Cerebral microvessel endothelial cells that form the blood-brain barrier (BBB) have tight junctions (TJ) that are critical for maintaining brain homeostasis and low permeability. Both integral (
claudin-1 and
occludin) and membrane-associated zonula occluden-1 and -2 (ZO-1 and ZO-2)
proteins combine to form these TJ complexes that are anchored to the cytoskeletal architecture (actin). Disruptions of the BBB have been attributed to hypoxic conditions that occur with
ischemic stroke, pathologies of decreased perfusion, and high-altitude exposure. The effects of
hypoxia and posthypoxic reoxygenation in cerebral microvasculature and corresponding cellular mechanisms involved in disrupting the BBB remain unclear. This study examined
hypoxia and posthypoxic reoxygenation effects on paracellular permeability and changes in actin and TJ
proteins using primary bovine brain microvessel endothelial cells (BBMEC).

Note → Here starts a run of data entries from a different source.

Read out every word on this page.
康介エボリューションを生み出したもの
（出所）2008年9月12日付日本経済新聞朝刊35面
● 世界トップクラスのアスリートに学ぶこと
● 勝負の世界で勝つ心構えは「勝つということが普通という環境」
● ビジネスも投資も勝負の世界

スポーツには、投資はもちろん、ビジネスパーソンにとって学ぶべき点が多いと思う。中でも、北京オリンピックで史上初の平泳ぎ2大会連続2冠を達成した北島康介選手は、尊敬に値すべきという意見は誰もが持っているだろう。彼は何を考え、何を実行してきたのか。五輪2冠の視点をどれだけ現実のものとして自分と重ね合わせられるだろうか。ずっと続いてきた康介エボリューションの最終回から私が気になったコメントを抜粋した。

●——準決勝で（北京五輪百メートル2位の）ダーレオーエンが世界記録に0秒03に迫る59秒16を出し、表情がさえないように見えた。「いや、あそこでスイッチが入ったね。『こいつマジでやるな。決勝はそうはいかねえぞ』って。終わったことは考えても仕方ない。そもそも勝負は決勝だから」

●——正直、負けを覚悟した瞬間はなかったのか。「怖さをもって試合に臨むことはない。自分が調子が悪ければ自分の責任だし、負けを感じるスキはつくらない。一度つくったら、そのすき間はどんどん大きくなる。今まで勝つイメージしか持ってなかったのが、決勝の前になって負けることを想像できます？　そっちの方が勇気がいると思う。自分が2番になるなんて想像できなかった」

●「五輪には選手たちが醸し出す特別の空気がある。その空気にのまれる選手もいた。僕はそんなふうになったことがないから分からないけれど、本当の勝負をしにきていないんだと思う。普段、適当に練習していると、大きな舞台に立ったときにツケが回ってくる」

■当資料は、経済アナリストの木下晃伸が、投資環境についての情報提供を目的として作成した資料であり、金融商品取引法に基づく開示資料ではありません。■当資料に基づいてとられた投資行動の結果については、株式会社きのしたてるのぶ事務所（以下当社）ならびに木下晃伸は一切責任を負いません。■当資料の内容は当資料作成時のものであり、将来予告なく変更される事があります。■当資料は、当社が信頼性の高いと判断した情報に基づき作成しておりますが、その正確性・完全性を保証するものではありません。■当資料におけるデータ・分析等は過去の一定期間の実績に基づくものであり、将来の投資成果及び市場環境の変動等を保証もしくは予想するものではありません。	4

Hypoxia induced a 2.6-fold increase in [(14)C]
sucrose, a marker of paracellular permeability. This effect was significantly reduced (~58%) with posthypoxic reoxygenation. After
hypoxia and posthypoxic reoxygenation, actin expression was increased (1.4- and 2.3-fold, respectively). Whereas little change was observed in TJ
protein expression immediately after
hypoxia, a twofold increase in expression was seen with posthypoxic reoxygenation. Furthermore, immunofluorescence studies showed alterations in
occludin, ZO-1, and ZO-2
protein localization during
hypoxia and posthypoxic reoxygenation that correlate with the observed changes in BBMEC permeability. The results of this study show
hypoxia-induced changes in paracellular permeability may be due to perturbation of TJ complexes and that posthypoxic reoxygenation reverses these effects.